L’édition de Pandora qu’avait donnée Jean Guillaume en 1968 avait l’avantage de donner cohérence au texte, et donc de mettre un terme à l’idée que Nerval n’avait pu rédiger les fragments qui le composent que dans un accès de démence. Bien plus, elle montrait la continuité, dans l’esprit de Nerval, du désir de faire place au récit de rêve, ébauché en 1852 dans Les Nuits d’octobre, et qui trouvera son plein développement dans Aurélia.
Cependant, c’était ne pas tenir compte du tout de la lettre de Nerval du 25 novembre, qui avait donné lieu au jeu d’épreuves effarant du Mousquetaire.
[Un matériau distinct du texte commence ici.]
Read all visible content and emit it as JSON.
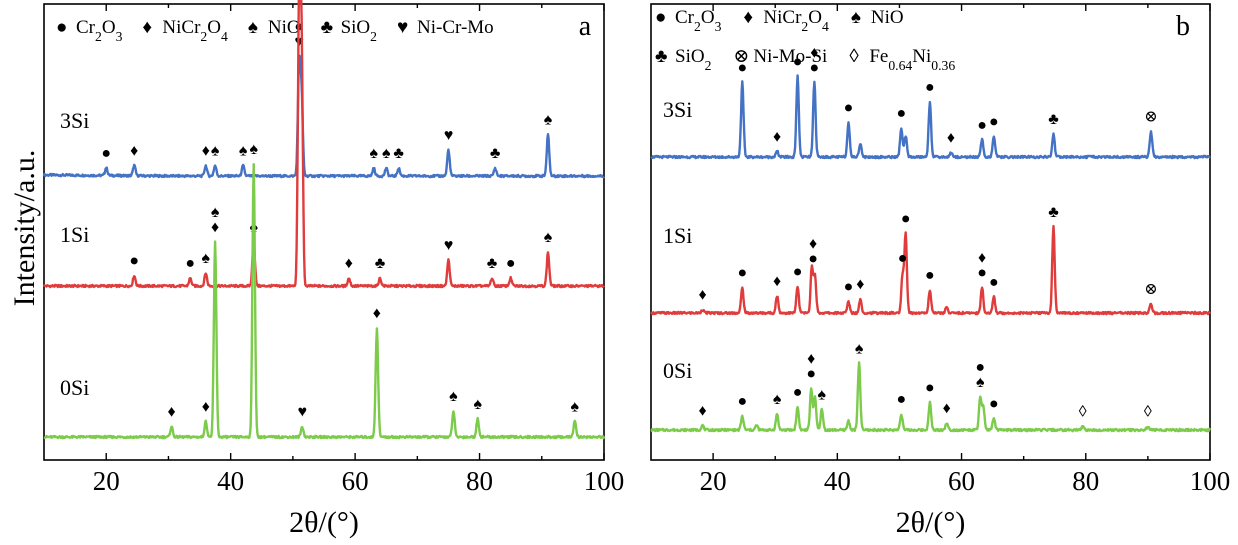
{
  "figure": {
    "y_label": "Intensity/a.u."
  },
  "chart_data": [
    {
      "type": "line",
      "panel_label": "a",
      "xlabel": "2θ/(°)",
      "ylabel": "Intensity/a.u.",
      "xlim": [
        10,
        100
      ],
      "x_ticks": [
        20,
        40,
        60,
        80,
        100
      ],
      "y_ticks": "none",
      "grid": false,
      "legend": {
        "placement": "top",
        "entries": [
          {
            "symbol": "●",
            "label": "Cr",
            "sub1": "2",
            "mid": "O",
            "sub2": "3"
          },
          {
            "symbol": "♦",
            "label": "NiCr",
            "sub1": "2",
            "mid": "O",
            "sub2": "4"
          },
          {
            "symbol": "♠",
            "label": "NiO"
          },
          {
            "symbol": "♣",
            "label": "SiO",
            "sub1": "2"
          },
          {
            "symbol": "♥",
            "label": "Ni-Cr-Mo"
          }
        ]
      },
      "series": [
        {
          "name": "3Si",
          "color": "#4472C4",
          "peaks": [
            [
              20,
              3
            ],
            [
              24.5,
              4
            ],
            [
              36,
              4
            ],
            [
              37.5,
              4
            ],
            [
              42,
              4
            ],
            [
              51,
              42
            ],
            [
              51.4,
              30
            ],
            [
              63,
              3
            ],
            [
              65,
              3
            ],
            [
              67,
              3
            ],
            [
              75,
              10
            ],
            [
              82.5,
              3
            ],
            [
              91,
              16
            ]
          ],
          "markers": [
            [
              20,
              "●"
            ],
            [
              24.5,
              "♦"
            ],
            [
              36,
              "♦"
            ],
            [
              37.5,
              "♠"
            ],
            [
              42,
              "♠"
            ],
            [
              51,
              "●♥"
            ],
            [
              63,
              "♠"
            ],
            [
              65,
              "♠"
            ],
            [
              67,
              "♣"
            ],
            [
              75,
              "♥"
            ],
            [
              82.5,
              "♣"
            ],
            [
              91,
              "♠"
            ]
          ]
        },
        {
          "name": "1Si",
          "color": "#E03C3C",
          "peaks": [
            [
              24.5,
              4
            ],
            [
              33.5,
              3
            ],
            [
              36,
              5
            ],
            [
              43.7,
              17
            ],
            [
              51,
              108
            ],
            [
              51.4,
              90
            ],
            [
              59,
              3
            ],
            [
              64,
              3
            ],
            [
              75,
              10
            ],
            [
              82,
              3
            ],
            [
              85,
              3
            ],
            [
              91,
              13
            ]
          ],
          "markers": [
            [
              24.5,
              "●"
            ],
            [
              33.5,
              "●"
            ],
            [
              36,
              "♠"
            ],
            [
              43.7,
              "♠"
            ],
            [
              59,
              "♦"
            ],
            [
              64,
              "♣"
            ],
            [
              75,
              "♥"
            ],
            [
              82,
              "♣"
            ],
            [
              85,
              "●"
            ],
            [
              91,
              "♠"
            ]
          ]
        },
        {
          "name": "0Si",
          "color": "#7CCB4B",
          "peaks": [
            [
              30.5,
              4
            ],
            [
              36,
              6
            ],
            [
              37.5,
              75
            ],
            [
              43.7,
              105
            ],
            [
              51.5,
              4
            ],
            [
              63.5,
              42
            ],
            [
              75.8,
              10
            ],
            [
              79.7,
              7
            ],
            [
              95.3,
              6
            ]
          ],
          "markers": [
            [
              30.5,
              "♦"
            ],
            [
              36,
              "♦"
            ],
            [
              37.5,
              "♠♦"
            ],
            [
              43.7,
              "♠"
            ],
            [
              51.5,
              "♥"
            ],
            [
              63.5,
              "♦"
            ],
            [
              75.8,
              "♠"
            ],
            [
              79.7,
              "♠"
            ],
            [
              95.3,
              "♠"
            ]
          ]
        }
      ]
    },
    {
      "type": "line",
      "panel_label": "b",
      "xlabel": "2θ/(°)",
      "xlim": [
        10,
        100
      ],
      "x_ticks": [
        20,
        40,
        60,
        80,
        100
      ],
      "y_ticks": "none",
      "grid": false,
      "legend": {
        "placement": "top",
        "rows": [
          [
            {
              "symbol": "●",
              "label": "Cr",
              "sub1": "2",
              "mid": "O",
              "sub2": "3"
            },
            {
              "symbol": "♦",
              "label": "NiCr",
              "sub1": "2",
              "mid": "O",
              "sub2": "4"
            },
            {
              "symbol": "♠",
              "label": "NiO"
            }
          ],
          [
            {
              "symbol": "♣",
              "label": "SiO",
              "sub1": "2"
            },
            {
              "symbol": "⊗",
              "label": "Ni-Mo-Si"
            },
            {
              "symbol": "◊",
              "label": "Fe",
              "sub1": "0.64",
              "mid": "Ni",
              "sub2": "0.36"
            }
          ]
        ]
      },
      "series": [
        {
          "name": "3Si",
          "color": "#4472C4",
          "peaks": [
            [
              24.7,
              65
            ],
            [
              30.3,
              5
            ],
            [
              33.6,
              70
            ],
            [
              36.3,
              65
            ],
            [
              41.8,
              30
            ],
            [
              43.7,
              12
            ],
            [
              50.3,
              25
            ],
            [
              51,
              18
            ],
            [
              54.9,
              48
            ],
            [
              58.3,
              4
            ],
            [
              63.3,
              15
            ],
            [
              65.2,
              18
            ],
            [
              74.8,
              20
            ],
            [
              90.5,
              22
            ]
          ],
          "markers": [
            [
              24.7,
              "●"
            ],
            [
              30.3,
              "♦"
            ],
            [
              33.6,
              "●"
            ],
            [
              36.3,
              "♦●"
            ],
            [
              41.8,
              "●"
            ],
            [
              50.3,
              "●"
            ],
            [
              54.9,
              "●"
            ],
            [
              58.3,
              "♦"
            ],
            [
              63.3,
              "●"
            ],
            [
              65.2,
              "●"
            ],
            [
              74.8,
              "♣"
            ],
            [
              90.5,
              "⊗"
            ]
          ]
        },
        {
          "name": "1Si",
          "color": "#E03C3C",
          "peaks": [
            [
              18.3,
              3
            ],
            [
              24.7,
              22
            ],
            [
              30.3,
              15
            ],
            [
              33.6,
              23
            ],
            [
              35.9,
              40
            ],
            [
              36.4,
              32
            ],
            [
              41.8,
              10
            ],
            [
              43.7,
              12
            ],
            [
              50.5,
              32
            ],
            [
              51,
              68
            ],
            [
              54.9,
              20
            ],
            [
              57.6,
              5
            ],
            [
              63.3,
              22
            ],
            [
              65.2,
              14
            ],
            [
              74.8,
              75
            ],
            [
              90.5,
              8
            ]
          ],
          "markers": [
            [
              18.3,
              "♦"
            ],
            [
              24.7,
              "●"
            ],
            [
              30.3,
              "♦"
            ],
            [
              33.6,
              "●"
            ],
            [
              36.1,
              "♦●"
            ],
            [
              41.8,
              "●"
            ],
            [
              43.7,
              "♦"
            ],
            [
              50.5,
              "●"
            ],
            [
              51,
              "●"
            ],
            [
              54.9,
              "●"
            ],
            [
              63.3,
              "♦●"
            ],
            [
              65.2,
              "●"
            ],
            [
              74.8,
              "♣"
            ],
            [
              90.5,
              "⊗"
            ]
          ]
        },
        {
          "name": "0Si",
          "color": "#7CCB4B",
          "peaks": [
            [
              18.3,
              4
            ],
            [
              24.7,
              12
            ],
            [
              27,
              4
            ],
            [
              30.3,
              14
            ],
            [
              33.6,
              20
            ],
            [
              35.8,
              36
            ],
            [
              36.4,
              28
            ],
            [
              37.5,
              18
            ],
            [
              41.8,
              8
            ],
            [
              43.5,
              58
            ],
            [
              50.3,
              14
            ],
            [
              54.9,
              24
            ],
            [
              57.6,
              6
            ],
            [
              63,
              28
            ],
            [
              63.5,
              20
            ],
            [
              65.2,
              10
            ],
            [
              79.5,
              3
            ],
            [
              90,
              3
            ]
          ],
          "markers": [
            [
              18.3,
              "♦"
            ],
            [
              24.7,
              "●"
            ],
            [
              30.3,
              "♠"
            ],
            [
              33.6,
              "●"
            ],
            [
              35.8,
              "♦●"
            ],
            [
              37.5,
              "♠"
            ],
            [
              43.5,
              "♠"
            ],
            [
              50.3,
              "●"
            ],
            [
              54.9,
              "●"
            ],
            [
              57.6,
              "♦"
            ],
            [
              63,
              "●♠"
            ],
            [
              65.2,
              "●"
            ],
            [
              79.5,
              "◊"
            ],
            [
              90,
              "◊"
            ]
          ]
        }
      ]
    }
  ]
}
Jean Senelier a donc proposé une nouvelle reconstitution, qui intègre le « Prière d’insérer », la fin du texte des Amours de Vienne de 1841, tels que les donne Nerval dans la lettre, et la partie du texte qui figure sur la moitié supérieure d’un feuillet, portant un titre biffé : « Maria hilf », commençant par : « Voilà ce que j’écrivais il y a treize ans » et se terminant par : « paladium sacré, reste à jamais inscrit sur la tombe d’Arthémis. », suivi d’une phrase de lecture douteuse, prise dans la déchirure du feuillet, dont la moitié inférieure enchaîne avec : « O Vienne la bien gardée ! »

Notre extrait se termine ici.